The players are incredibly different. Welker's game doesn't resemble Bowe's in any way -- from their build to their strengths to the way their teams deploy them on the field. But both are veteran wideouts who have "proven" themselves on the field and, on the surface, should be candidates for the long-term deals that both front offices seem reticent to hand out.

There's no denying the productivity of either. No one has more catches in the NFL since 2007 than Welker. Even after tearing his ACL and MCL, Welker came back quicker than anyone expected and posted career highs in yards and touchdowns last year. Bowe led the NFL in touchdowns in 2010 and continues to ring up Pro Bowl numbers on a run-first offense.

Yet each also comes with "concerns" that they can't seem to shake. Welker's size at 5'9" and age (31) are brought up as reasons why he perhaps doesn't warrant a long-term extension at this point in his career. Never mind he just racked up another 1,569 receiving yards in 2011.

As for Bowe, the diva reputation he earned as a rookie in the league hasn't helped matters even years later, and he's been criticized for dropping the ball too much. Yet again, another 81 catches for 1,159 yards in 2011 after a league-leading 15 touchdowns in 2010 have to count for something. Allow either one of these guys to hit the open market and they'll break the bank with a long-term deal from someone thankful for the chance.
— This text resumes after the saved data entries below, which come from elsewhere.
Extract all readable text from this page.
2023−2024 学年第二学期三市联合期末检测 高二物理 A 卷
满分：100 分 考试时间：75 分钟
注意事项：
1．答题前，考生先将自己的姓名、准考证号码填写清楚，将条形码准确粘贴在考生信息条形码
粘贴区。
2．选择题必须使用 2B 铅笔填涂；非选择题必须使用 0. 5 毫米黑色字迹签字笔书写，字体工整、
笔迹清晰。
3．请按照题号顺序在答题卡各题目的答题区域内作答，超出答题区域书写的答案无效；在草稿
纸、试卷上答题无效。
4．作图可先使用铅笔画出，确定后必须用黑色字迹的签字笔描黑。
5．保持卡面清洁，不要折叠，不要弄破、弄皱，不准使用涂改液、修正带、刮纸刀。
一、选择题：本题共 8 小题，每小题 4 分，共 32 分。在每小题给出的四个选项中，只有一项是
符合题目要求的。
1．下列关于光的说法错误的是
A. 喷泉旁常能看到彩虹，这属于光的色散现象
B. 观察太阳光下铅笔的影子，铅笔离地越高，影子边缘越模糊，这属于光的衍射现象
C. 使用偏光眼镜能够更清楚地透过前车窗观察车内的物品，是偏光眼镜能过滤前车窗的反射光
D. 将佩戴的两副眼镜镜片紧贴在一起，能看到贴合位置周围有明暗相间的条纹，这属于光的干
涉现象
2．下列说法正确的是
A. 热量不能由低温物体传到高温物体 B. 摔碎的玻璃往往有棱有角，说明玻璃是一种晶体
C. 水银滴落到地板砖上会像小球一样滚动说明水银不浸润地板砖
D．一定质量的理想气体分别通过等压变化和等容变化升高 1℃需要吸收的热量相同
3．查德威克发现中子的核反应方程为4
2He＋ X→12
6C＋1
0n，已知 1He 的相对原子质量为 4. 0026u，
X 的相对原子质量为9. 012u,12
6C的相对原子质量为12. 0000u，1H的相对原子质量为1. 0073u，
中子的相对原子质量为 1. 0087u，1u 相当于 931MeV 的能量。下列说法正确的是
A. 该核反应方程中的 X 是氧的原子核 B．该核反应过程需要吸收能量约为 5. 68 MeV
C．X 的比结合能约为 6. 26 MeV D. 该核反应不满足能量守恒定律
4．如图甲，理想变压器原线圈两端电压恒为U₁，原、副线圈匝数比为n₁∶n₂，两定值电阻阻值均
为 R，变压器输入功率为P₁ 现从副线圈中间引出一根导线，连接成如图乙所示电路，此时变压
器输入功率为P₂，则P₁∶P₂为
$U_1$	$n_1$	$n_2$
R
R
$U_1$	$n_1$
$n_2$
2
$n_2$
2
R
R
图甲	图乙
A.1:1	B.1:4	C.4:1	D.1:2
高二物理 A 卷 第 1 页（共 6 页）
Therein lies in the quandary for both players. Other teams -- multiple teams for both players -- would be lining up on the open market filled with hope that the player would actually choose them. Yet the teams that own them seem to have a different perspective -- one that has to think about the other players who warrant extensions coming up (i.e. Aaron Hernandez among others for the Pats, Branden Albert among others for the Chiefs).

No one would say that the Chiefs don't value Bowe or that the Patriots don't appreciate Welker. They use them heavily in their offense, rely on them in crunch time and have paid them handsomely to this point. But it's also clear that they don't value them for the long-term the way another team (or teams) might. This is the main issue for both players -- veteran receivers who have signed the franchise tag and await their long-term fate.

To play out year to year is not such a bad thing. Each player will receive just over $9.5 million if they sign the franchise tender this season. Even if they get saddled with it again next season, each player would receive approximately $11.4 million in 2013. Those are numbers anyone should be proud of, even if it lacks the long-term security other franchised players have received this offseason.

But both players could make a strong case for being underappreciated for the long haul. Bowe, after all, is only 27 on a team with no other primary wideout options. The team (and fan base) has high hopes for Jon Baldwin, but there's nothing concrete to support that, and in a league where a team needs at least one elite wideout, Bowe is the offense's greatest asset. As for Welker, he's proven he can beat injury, age, size and any limitation placed upon him to date and shown himself to be one of the NFL's most exciting players in a generation.

The Patriots and Chiefs have until Monday's deadline to sign the player or else force Welker and Bowe to play out the franchise designation. At this point, Bill Belichick and Scott Pioli might want to just play out the respective scenarios year by year. If the team has the money, that's not a bad option. But it will also be an expensive one and the players will have to perform as if they must prove themselves all over again, despite the impressive showing they've already put on.